Your first point is a little harder for me to dissect with the multiple references to SDR but I will give it a try:

It’s important that it activate an entire object SDR, not pieces of a few. Generally these SDRs are being read out by dendrites that expect at least 13/20 of the SDR to be active (though this depends on the parameters). A sampling of a few SDRs would likely lead to zero dendrites detecting a known SDR.

When you say “It’s important that it activate an entire object SDR”, I am assuming your are referring to maximizing the ColumnPooler Output SDR. This is because “these SDRs are being read out by dendrites that expect at least 13/20 of the SDR to be active”. The papers do not have another layer on top of the column pooler’s output (though we might envision a classifier). Are you referring to other ColumnPoolers and ApicalTiebreakMemories? If so I can start to see your point that not having sufficient ColumnPooler output might lead to understimulation of the peer ColumnPoolers or the dependent ApicalTiebreakers.

I am curious though if this plays out in experimentation. If the output was limited to the target number of bits, backfilled at the last step by unsupported forward input based on the highest overlaps scores, might this not lead to better learning (strong signals to learn against or none at all)? Is the purpose of going past the target number of output bits to jump start learning with the hope (or intuition) that weak signals across cases might build up into a strong signal in general?

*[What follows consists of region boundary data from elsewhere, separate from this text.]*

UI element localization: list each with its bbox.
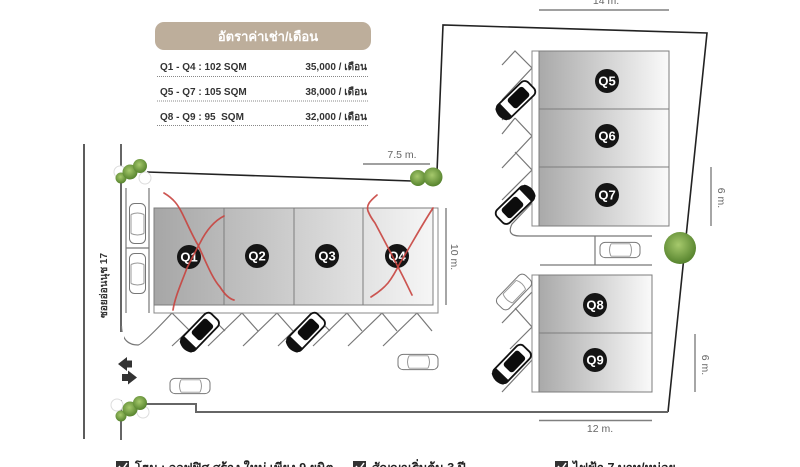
tree cluster bottom left	[111, 396, 149, 422]
rent row Q5-Q7: Q5 - Q7 : 105 SQM	[160, 87, 247, 98]
unit Q1	[177, 245, 201, 269]
large tree	[664, 232, 696, 264]
dimension 7.5 m: 7.5 m.	[387, 149, 417, 161]
dimension 12 m: 12 m.	[587, 423, 613, 435]
tree cluster centre	[410, 168, 442, 186]
rent row Q8-Q9	[157, 111, 368, 126]
feature: contract	[353, 459, 466, 467]
building block Q8-Q9	[532, 275, 652, 392]
rent row Q1-Q4	[157, 61, 368, 76]
dimension 10 m: 10 m.	[448, 244, 460, 270]
road gap mask	[118, 332, 124, 400]
table heading: อัตราค่าเช่า/เดือน	[218, 29, 318, 44]
building block Q1-Q4	[154, 208, 438, 313]
dimension 14 m	[539, 0, 669, 10]
unit Q6: Q6	[598, 128, 616, 144]
dimension 12 m	[539, 420, 652, 435]
unit Q7	[595, 183, 619, 207]
dimension 6 m lower: 6 m.	[699, 355, 711, 375]
rent row Q5-Q7	[157, 86, 368, 101]
rent row Q8-Q9: 32,000 / เดือน	[305, 111, 367, 123]
building block Q5-Q7	[532, 51, 669, 226]
unit Q2: Q2	[248, 248, 266, 264]
curbs and parking lines	[122, 51, 652, 392]
unit Q4	[385, 244, 409, 268]
unit Q4: Q4	[388, 248, 406, 264]
rent row Q8-Q9: Q8 - Q9 : 95 SQM	[160, 112, 244, 123]
rent row Q1-Q4: 35,000 / เดือน	[305, 61, 367, 73]
direction arrows	[118, 357, 137, 384]
unit Q6	[595, 124, 619, 148]
unit Q9: Q9	[586, 352, 604, 368]
road name: ซอยอ่อนนุช 17	[98, 253, 110, 318]
unit Q8: Q8	[586, 298, 604, 312]
table heading	[155, 22, 371, 50]
rent row Q5-Q7: 38,000 / เดือน	[305, 86, 367, 98]
rent table	[155, 22, 371, 126]
site boundary walls	[84, 25, 707, 440]
dimension 10 m	[446, 208, 460, 305]
red cross over Q1	[164, 193, 234, 310]
unit Q5: Q5	[598, 74, 616, 88]
parked cars	[130, 79, 640, 394]
unit Q7: Q7	[598, 188, 616, 202]
dimension 6 m upper	[711, 167, 727, 226]
red cross over Q4	[367, 195, 433, 297]
dimension 6 m lower	[695, 334, 711, 392]
rent row Q1-Q4: Q1 - Q4 : 102 SQM	[160, 62, 247, 73]
dimension 7.5 m	[363, 149, 430, 164]
unit Q3: Q3	[318, 248, 336, 264]
unit Q1: Q1	[180, 250, 198, 264]
unit Q2	[245, 244, 269, 268]
unit Q5	[595, 69, 619, 93]
dimension 6 m upper: 6 m.	[715, 188, 727, 208]
unit Q3	[315, 244, 339, 268]
tree cluster top left	[114, 159, 151, 184]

I am still working through these ideas so I am sorry if I am not explaining myself well or am not picking up on more fundamental assumption about the code or the biology. Thanks for any help in improving my understanding.

I was discussing this with @klokare offline, and we found that this is one of the differences between HTM and BrainBlocks. In BrainBlocks, for our PatternPooler, PatternClassifier, ContextLearner and SequenceLearner blocks, when receiving feedforward proximal inputs, we use k-WTA activation strategies where the overlap scores are prioritized and the k-highest scored cells are activated (subject to any specific rules for the “block”).

Of course, this approach doesn’t work if you’re trying to maintain other properties of the SDR such as its “distributedness” through local area density or activating neglected cells through the boosting method of the SpatialPooler.